著者 目白大学大学院心理学研究科 相浦 沙織
   目白大学人間社会学部 氏森 英亞

目白大学心理学研究 2007年第3号 131-145

2005年の発達障害者支援法の施行から2年後に発表されているもの。

研究の目的:多くの問題を抱えている発達障害児を持つ母親に焦点を当て、時期を追って、母親の詳細な心理的過程を探る。

◆クライシス・ピリオド(CP)とは
①出産から障害の疑いの時期、診断前後の幼児期前期
②通園施設や幼稚園・保育所などの集団生活に入る時期
小学校入学にあたって就学相談の時期
④就学後の時期
⑤思春期の時期

◆調査方法
小学校1年生から中学校1年生までの発達障害児を持つ母親10名を対象に、質問紙による調査と半構造化面接を実施。

(1)質問紙調査
子どもの障害についての対象者の気づきから診断までの時期について
 障害の疑いの時期ときっかけ
 第三者からの障害の指摘の時期およびその相手
 指摘されたときの気持ち
 診断を受けたときの気持ち
・出産から現在まで受けてきたサポート

(2)面接質問項目
・出産から現在まで、子どもや家族が通所・利用してきた機関とその内容、満足度、子どもの様子、母親自身の気持ち
・子どものために、母親が最も強くストレスを感じた時期
・ストレスを感じた理由
・どんな援助が欲しいか

母親自身が障害を疑ってから診断名がつくまでの期間は、7か月から58か月と幅があり、平均では24.80か月(約2年1か月)の期間を要している。

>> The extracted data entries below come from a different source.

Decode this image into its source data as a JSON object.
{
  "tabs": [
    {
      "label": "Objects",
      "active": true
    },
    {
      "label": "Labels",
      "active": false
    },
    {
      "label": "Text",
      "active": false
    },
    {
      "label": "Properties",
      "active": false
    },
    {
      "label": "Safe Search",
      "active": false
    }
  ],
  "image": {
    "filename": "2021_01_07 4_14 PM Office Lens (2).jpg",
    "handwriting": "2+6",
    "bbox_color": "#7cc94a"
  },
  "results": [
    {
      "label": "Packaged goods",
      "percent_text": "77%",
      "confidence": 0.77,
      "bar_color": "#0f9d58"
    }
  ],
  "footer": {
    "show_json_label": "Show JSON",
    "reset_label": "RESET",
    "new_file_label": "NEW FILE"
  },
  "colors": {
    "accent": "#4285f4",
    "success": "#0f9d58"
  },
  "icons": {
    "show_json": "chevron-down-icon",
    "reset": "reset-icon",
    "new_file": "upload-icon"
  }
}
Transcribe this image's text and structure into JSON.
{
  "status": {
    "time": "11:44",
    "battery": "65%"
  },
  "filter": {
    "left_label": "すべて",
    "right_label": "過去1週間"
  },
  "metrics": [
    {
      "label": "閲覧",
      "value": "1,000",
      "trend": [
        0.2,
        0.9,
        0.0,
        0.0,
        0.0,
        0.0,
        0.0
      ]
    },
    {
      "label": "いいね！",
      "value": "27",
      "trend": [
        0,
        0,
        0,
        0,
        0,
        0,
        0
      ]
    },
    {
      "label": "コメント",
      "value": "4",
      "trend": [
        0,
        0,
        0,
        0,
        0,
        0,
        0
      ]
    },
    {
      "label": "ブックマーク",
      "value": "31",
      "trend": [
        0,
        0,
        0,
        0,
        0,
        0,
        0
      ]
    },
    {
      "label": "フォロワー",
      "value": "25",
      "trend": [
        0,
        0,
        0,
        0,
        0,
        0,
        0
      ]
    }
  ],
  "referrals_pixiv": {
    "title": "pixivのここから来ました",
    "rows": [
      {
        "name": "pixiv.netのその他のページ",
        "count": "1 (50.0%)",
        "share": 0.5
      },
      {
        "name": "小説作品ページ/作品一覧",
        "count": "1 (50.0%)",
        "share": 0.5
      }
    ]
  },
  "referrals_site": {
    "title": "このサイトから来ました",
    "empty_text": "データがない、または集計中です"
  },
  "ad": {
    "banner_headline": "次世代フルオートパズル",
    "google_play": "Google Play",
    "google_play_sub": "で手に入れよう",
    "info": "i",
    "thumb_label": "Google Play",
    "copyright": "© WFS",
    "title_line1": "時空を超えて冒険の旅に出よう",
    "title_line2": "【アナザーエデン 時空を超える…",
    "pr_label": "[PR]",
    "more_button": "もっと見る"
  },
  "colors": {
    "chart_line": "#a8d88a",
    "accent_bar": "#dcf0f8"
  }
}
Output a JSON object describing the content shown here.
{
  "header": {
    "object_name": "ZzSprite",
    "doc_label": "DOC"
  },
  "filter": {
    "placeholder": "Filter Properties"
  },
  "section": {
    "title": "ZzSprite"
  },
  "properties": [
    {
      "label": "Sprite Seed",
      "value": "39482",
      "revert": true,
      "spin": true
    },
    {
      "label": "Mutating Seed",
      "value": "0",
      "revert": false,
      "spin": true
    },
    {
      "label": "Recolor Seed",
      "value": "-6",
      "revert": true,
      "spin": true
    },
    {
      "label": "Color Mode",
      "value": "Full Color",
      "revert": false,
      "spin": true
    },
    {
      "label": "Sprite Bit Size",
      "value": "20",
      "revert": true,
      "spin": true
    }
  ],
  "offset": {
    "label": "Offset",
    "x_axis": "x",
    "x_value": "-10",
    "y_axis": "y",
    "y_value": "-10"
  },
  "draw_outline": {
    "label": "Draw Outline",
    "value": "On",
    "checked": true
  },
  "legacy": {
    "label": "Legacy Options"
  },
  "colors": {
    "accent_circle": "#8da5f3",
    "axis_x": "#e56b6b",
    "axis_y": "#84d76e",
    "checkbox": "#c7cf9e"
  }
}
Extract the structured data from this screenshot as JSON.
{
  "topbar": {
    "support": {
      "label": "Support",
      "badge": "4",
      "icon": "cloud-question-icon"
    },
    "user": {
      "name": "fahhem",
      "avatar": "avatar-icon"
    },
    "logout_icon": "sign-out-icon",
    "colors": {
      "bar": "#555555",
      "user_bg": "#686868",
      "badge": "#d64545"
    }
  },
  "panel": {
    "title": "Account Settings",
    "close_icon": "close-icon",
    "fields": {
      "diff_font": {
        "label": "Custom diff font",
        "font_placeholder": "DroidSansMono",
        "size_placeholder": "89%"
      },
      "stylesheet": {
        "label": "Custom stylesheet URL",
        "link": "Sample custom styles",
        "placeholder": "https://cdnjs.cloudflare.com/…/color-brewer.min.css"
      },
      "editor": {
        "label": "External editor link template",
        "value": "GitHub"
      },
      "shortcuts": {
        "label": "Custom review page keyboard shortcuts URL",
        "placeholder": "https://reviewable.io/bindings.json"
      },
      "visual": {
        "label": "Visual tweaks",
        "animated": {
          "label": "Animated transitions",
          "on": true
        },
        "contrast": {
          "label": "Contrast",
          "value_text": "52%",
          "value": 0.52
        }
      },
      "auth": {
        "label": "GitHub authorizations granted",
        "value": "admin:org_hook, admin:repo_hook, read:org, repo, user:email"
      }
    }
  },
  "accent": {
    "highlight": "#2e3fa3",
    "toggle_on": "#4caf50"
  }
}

障害を疑うきっかけは、10人の母親全員がクライシス・ピリオド。
自閉症の母親は平均して子どもが2歳以前に疑う。
障害を初めに疑った人は、母親自身が気づいたものが一番多い。

第三者からの指摘の疑いの指摘では、指摘の仕方や態度で、母親の子どもを認めることを阻害する要因になりうる。

「もう少し上手に幼児教室に促してくれていたら、1年早く療育を始めていたら、この子の成長に違いがあったのではないか。」

保健師から不快な障害の疑いの指摘を受け、1年以上専門機関にかからず、子どもと2人きりで引きこもり、クライシス状態が続いていた。

障害を認めることに対して葛藤があった母親は、10人中7人。
診断を受ける前は、子どもの状態の理由がわからず、ずっとつらかった。(10人中8人)
「自閉症」と診断されていない事例の多くは、診断名をはっきりと言ってもらえず、不安や葛藤を繰り返していた。
診断名が変更されることも、母親の気持ちを揺らす原因となっている。
診断名を言われても、母親はどうしていいかわからず、他の診断を求めて、他の医療機関を受診を繰り返す行動(ショッピング)。

「この子に合った療育をしてあげたくて、はっきりした受診名が欲しかった。」

10例のうちすぐに診断名を貰えたのは、1例のみ。

9例はすぐに診断名がもらえず、その間、他の病院を回ったり、月に10万円以上する針治療や教育など、良いと言われることを行っていた。

診断名を貰ってからは、気持ちがすっきりした、納得した、などの事例がある一方で、これから何をしていいかわからず不安だった、今頃という気持ちもありながら死にたいと思った、などという事例もあった。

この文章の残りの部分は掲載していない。